I'm all for a sequel. Lost and Recovered Items, perhaps, or just Lost.
Incedentally, reason for my not having any clothing items in my list: I once bought a pair of gimmick underwear from Wizziwigs in Ann Arbor. Vanessa was with me. They were yellow-orange, and had cartoon rock stars on them. They would have been a most valued item... had they fit me. I don't mean to insinuate something- the underwear were too small, not... yeah. Anyway, it was a bummer.

May 20, 2009 at 11:32 AM 
Blogger Chase said...

I'm 100% in favor of a sequel post.
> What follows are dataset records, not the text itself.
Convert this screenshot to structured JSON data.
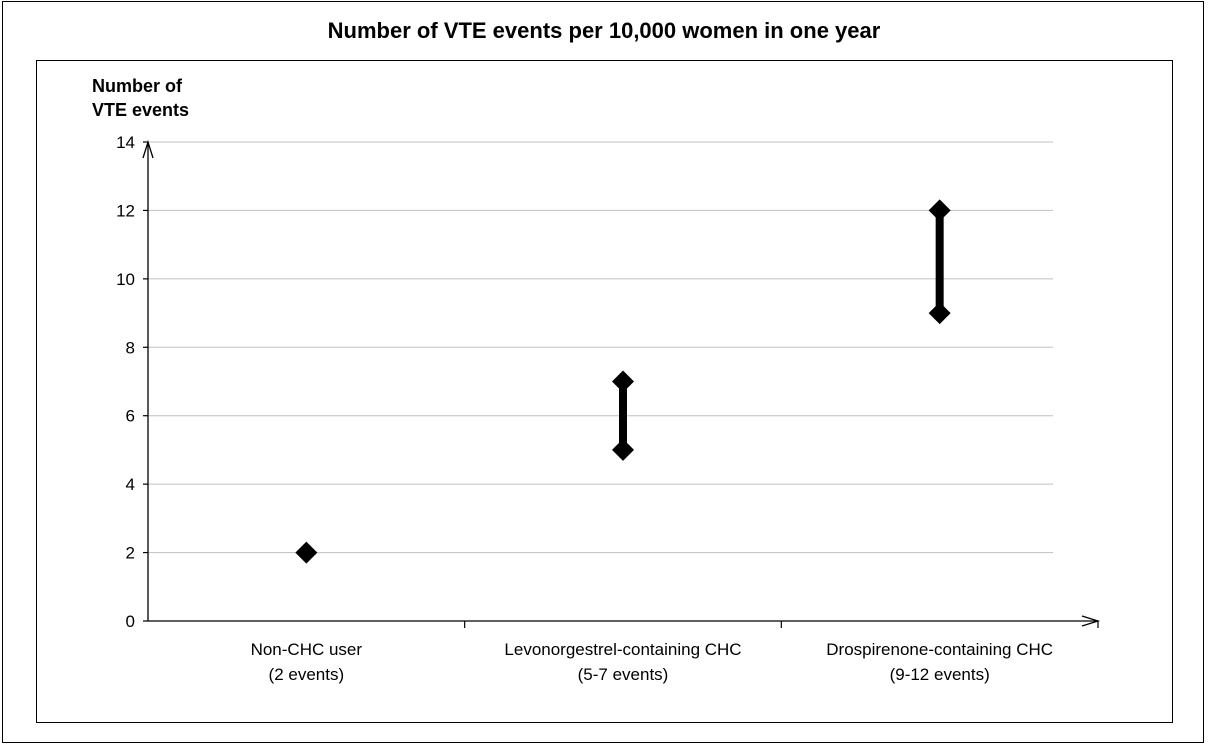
{
  "chart_data": {
    "type": "range",
    "title": "Number of VTE events per 10,000 women in one year",
    "ylabel_lines": [
      "Number of",
      "VTE events"
    ],
    "xlabel": "",
    "ylim": [
      0,
      14
    ],
    "yticks": [
      0,
      2,
      4,
      6,
      8,
      10,
      12,
      14
    ],
    "grid": true,
    "categories": [
      {
        "line1": "Non-CHC user",
        "line2": "(2 events)",
        "low": 2,
        "high": 2
      },
      {
        "line1": "Levonorgestrel-containing CHC",
        "line2": "(5-7 events)",
        "low": 5,
        "high": 7
      },
      {
        "line1": "Drospirenone-containing CHC",
        "line2": "(9-12 events)",
        "low": 9,
        "high": 12
      }
    ],
    "colors": {
      "marker": "#000000",
      "grid": "#c0c0c0",
      "axis": "#000000"
    }
  }
}
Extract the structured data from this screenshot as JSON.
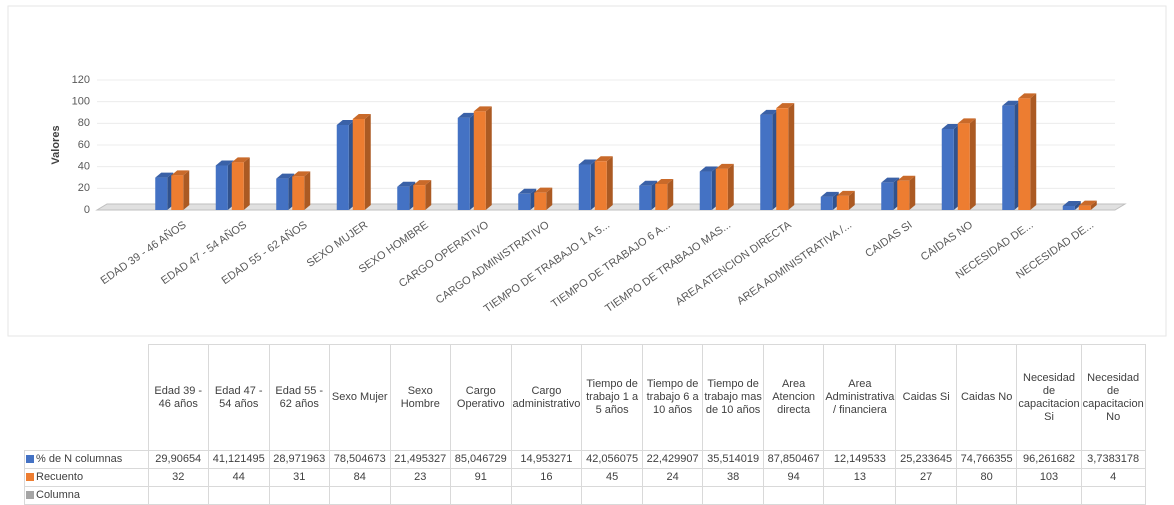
{
  "chart_data": {
    "type": "bar3d",
    "y_label": "Valores",
    "categories": [
      "EDAD 39 - 46 AÑOS",
      "EDAD 47 - 54 AÑOS",
      "EDAD 55 - 62 AÑOS",
      "SEXO MUJER",
      "SEXO HOMBRE",
      "CARGO OPERATIVO",
      "CARGO ADMINISTRATIVO",
      "TIEMPO DE TRABAJO 1 A 5...",
      "TIEMPO DE TRABAJO 6 A...",
      "TIEMPO DE TRABAJO MAS...",
      "AREA ATENCION DIRECTA",
      "AREA ADMINISTRATIVA /...",
      "CAIDAS SI",
      "CAIDAS NO",
      "NECESIDAD DE...",
      "NECESIDAD DE..."
    ],
    "table_headers": [
      "Edad 39 - 46 años",
      "Edad 47 - 54 años",
      "Edad 55 - 62 años",
      "Sexo Mujer",
      "Sexo Hombre",
      "Cargo Operativo",
      "Cargo administrativo",
      "Tiempo de trabajo 1 a 5 años",
      "Tiempo de trabajo 6 a 10 años",
      "Tiempo de trabajo mas de 10 años",
      "Area Atencion directa",
      "Area Administrativa / financiera",
      "Caidas Si",
      "Caidas No",
      "Necesidad de capacitacion Si",
      "Necesidad de capacitacion No"
    ],
    "series": [
      {
        "name": "% de N columnas",
        "color": "#4472c4",
        "values": [
          29.90654,
          41.121495,
          28.971963,
          78.504673,
          21.495327,
          85.046729,
          14.953271,
          42.056075,
          22.429907,
          35.514019,
          87.850467,
          12.149533,
          25.233645,
          74.766355,
          96.261682,
          3.7383178
        ],
        "value_labels": [
          "29,90654",
          "41,121495",
          "28,971963",
          "78,504673",
          "21,495327",
          "85,046729",
          "14,953271",
          "42,056075",
          "22,429907",
          "35,514019",
          "87,850467",
          "12,149533",
          "25,233645",
          "74,766355",
          "96,261682",
          "3,7383178"
        ]
      },
      {
        "name": "Recuento",
        "color": "#ed7d31",
        "values": [
          32,
          44,
          31,
          84,
          23,
          91,
          16,
          45,
          24,
          38,
          94,
          13,
          27,
          80,
          103,
          4
        ]
      },
      {
        "name": "Columna",
        "color": "#a5a5a5",
        "values": [
          null,
          null,
          null,
          null,
          null,
          null,
          null,
          null,
          null,
          null,
          null,
          null,
          null,
          null,
          null,
          null
        ]
      }
    ],
    "ylim": [
      0,
      120
    ],
    "yticks": [
      0,
      20,
      40,
      60,
      80,
      100,
      120
    ]
  }
}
One for lost items as well as some forgotten items I missed for this post.

Jack, I agree with Tony, your clothing items really were great. And I think that picture of you in your dad's shirt is sweet. Also, the picture of the Redwings scarf is kind of odd. At first glance I thought it was a low-quality photo, but it's just the blocky look of the letter sewn into the scarf that made that illusion.

May 20, 2009 at 4:12 PM 
Blogger JHitts said...

The scarf has weird screen printing. I first thought that, too, when I uploaded the photo.

I seriously feel like it's weird that I had such a hard time thinking about my own precious items.

May 20, 2009 at 9:43 PM 
Blogger Vanessa said...

Jack, I don't know the story behind the Hives t-shirt.

May 21, 2009 at 2:22 PM 
Blogger JHitts said...

A very short version is here:

Saga, freshman year. Tony and I were both wearing Hives T-shirts (maybe...I know I was wearing mine). That's the story.

May 21, 2009 at 4:15 PM 
Anonymous Dave said...

This seems like a good concept for a blog even though sincerity makes me feel uncomfortable.